Watch the Video Review Produced by St-Jude Nutrition Medical Communications



This video provides strong evidence that caloric restrictions for weight loss are ineffective for long term weight management. Taken from OBESITY IN AMERICA A NATIONAL CRISIS. Distributed by Films for the Humanities and Sciences http://www.films.com/id/24027. This analysis confirms that the field of medicine and dietetics persists in prescribing an ineffective therapy. Admittedly, medical associations are now advocating for the permanent use of appetite suppressant, rather than diets for both children and adults because most physicians see diet failures as the result of patient non-compliance. It is also worrisome that bariatric surgery is on the rise for adults and more recently for adolescents.
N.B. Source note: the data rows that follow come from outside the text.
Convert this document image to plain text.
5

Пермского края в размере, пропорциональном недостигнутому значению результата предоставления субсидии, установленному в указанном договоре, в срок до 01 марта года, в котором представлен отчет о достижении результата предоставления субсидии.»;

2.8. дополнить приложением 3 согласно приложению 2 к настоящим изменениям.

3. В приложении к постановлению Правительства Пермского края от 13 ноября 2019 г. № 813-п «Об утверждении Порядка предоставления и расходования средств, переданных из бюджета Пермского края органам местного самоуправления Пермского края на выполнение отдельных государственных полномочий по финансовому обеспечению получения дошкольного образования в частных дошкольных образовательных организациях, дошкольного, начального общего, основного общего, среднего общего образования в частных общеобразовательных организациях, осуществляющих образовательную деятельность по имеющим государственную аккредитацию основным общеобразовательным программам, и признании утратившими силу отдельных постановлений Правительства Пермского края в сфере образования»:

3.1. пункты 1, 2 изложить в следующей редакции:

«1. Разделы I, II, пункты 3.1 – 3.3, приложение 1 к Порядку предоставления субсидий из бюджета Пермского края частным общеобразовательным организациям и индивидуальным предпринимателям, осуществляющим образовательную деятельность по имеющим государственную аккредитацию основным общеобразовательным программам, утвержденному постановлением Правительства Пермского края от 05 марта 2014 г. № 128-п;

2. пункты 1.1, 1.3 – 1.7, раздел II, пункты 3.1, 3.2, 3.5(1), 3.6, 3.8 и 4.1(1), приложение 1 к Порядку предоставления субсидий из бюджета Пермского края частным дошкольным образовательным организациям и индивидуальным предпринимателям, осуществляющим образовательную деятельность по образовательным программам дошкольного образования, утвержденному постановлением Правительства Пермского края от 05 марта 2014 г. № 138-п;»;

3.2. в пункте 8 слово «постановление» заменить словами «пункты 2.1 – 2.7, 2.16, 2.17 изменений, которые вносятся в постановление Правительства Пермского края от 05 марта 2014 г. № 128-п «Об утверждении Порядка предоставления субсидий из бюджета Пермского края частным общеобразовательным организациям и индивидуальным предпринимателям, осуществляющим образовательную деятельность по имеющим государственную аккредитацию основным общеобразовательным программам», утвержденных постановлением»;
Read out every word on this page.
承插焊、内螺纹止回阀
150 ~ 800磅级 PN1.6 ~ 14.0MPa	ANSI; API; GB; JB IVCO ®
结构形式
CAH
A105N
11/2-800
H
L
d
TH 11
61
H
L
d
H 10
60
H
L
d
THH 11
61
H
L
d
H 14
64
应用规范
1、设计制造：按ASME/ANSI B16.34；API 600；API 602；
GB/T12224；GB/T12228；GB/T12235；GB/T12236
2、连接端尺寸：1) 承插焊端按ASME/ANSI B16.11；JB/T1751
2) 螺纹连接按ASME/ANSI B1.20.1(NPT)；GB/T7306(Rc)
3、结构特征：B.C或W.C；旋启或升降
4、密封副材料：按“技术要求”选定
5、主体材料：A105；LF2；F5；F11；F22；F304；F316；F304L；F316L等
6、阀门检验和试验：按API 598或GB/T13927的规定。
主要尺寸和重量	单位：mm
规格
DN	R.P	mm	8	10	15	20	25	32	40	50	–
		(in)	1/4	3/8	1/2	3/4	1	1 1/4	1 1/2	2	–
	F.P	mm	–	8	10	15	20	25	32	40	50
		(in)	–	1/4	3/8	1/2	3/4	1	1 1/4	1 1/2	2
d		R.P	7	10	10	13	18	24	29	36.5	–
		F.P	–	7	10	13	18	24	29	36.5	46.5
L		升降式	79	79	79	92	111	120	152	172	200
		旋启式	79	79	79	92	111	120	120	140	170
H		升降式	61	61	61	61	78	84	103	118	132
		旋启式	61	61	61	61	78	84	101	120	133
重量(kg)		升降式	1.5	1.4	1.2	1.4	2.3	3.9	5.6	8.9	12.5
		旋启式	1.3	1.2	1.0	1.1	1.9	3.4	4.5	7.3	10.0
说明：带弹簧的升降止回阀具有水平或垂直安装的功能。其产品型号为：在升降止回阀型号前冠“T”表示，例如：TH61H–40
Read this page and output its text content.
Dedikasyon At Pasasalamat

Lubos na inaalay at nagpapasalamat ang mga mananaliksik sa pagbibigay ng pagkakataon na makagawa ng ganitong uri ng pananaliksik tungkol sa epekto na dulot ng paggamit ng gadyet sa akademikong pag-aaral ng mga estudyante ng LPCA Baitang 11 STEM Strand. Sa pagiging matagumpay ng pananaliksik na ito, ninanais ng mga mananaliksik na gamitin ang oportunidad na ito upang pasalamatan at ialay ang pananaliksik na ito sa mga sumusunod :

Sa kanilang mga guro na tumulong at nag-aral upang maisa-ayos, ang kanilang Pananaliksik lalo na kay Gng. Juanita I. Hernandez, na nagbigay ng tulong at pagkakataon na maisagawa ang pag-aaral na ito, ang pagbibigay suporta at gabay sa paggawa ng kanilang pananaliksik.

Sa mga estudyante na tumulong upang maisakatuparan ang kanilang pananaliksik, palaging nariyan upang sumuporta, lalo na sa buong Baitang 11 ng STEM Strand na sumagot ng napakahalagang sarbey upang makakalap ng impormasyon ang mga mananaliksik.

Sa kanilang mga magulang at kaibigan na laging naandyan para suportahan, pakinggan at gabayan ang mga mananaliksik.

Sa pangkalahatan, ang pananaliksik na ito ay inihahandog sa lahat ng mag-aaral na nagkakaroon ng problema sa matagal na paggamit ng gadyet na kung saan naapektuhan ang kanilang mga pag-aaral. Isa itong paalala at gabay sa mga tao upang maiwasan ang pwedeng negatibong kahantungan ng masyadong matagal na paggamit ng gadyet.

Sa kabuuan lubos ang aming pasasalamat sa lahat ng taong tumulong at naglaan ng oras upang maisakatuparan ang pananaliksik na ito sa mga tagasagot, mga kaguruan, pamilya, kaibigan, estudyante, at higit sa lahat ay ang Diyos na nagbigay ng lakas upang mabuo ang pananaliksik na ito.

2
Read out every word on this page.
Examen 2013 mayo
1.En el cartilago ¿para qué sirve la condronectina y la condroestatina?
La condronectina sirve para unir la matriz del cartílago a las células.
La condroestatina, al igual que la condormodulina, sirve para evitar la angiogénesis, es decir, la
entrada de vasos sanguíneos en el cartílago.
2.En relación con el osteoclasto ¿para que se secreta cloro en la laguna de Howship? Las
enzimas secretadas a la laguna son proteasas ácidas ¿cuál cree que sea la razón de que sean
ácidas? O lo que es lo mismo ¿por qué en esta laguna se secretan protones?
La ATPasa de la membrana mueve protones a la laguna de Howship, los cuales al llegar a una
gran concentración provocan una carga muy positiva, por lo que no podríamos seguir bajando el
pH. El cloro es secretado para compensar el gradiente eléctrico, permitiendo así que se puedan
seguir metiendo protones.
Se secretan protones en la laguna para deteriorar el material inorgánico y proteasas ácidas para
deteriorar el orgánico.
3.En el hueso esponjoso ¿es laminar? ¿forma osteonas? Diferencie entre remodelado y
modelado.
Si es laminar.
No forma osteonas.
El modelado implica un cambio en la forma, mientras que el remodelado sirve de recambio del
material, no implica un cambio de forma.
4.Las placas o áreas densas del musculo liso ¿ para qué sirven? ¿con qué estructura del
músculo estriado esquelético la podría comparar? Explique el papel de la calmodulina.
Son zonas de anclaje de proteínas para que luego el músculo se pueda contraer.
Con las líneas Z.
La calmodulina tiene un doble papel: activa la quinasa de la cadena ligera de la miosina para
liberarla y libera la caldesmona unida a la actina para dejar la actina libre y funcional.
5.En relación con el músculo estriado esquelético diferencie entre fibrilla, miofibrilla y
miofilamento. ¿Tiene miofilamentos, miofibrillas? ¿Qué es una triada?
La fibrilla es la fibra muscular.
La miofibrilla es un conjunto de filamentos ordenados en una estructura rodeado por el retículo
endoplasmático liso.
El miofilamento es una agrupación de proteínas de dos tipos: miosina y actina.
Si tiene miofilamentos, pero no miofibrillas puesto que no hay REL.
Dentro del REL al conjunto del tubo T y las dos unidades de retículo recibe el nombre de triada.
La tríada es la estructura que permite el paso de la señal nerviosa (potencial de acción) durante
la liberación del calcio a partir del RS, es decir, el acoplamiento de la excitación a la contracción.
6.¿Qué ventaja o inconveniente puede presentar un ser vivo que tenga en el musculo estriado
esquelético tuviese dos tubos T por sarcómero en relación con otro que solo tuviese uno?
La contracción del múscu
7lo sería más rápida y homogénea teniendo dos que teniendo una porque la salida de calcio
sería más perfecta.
But none of the surgeons who do these surgical modifications of the stomach and intestine are asking how these adolescent and adults got to be so disproportionately over fat in the first place.


INSATIABLE drills down deep beneath the surface to where no medical doctor or dietitian wants to go. First, they have no time to explore the psychological and spiritual dimensions of the patient. Frankly, they are trained in these areas and they don't really care. Doctor treat visible and measurable organic diseases; they do a real good job at that, and none of us really want them to change their therapeutic focus. As for dietitians, their primary therapeutic care package is dieting despite mounting evidence that this approach does not work. Somebody better find an alternative therapeutic strategy...and quick.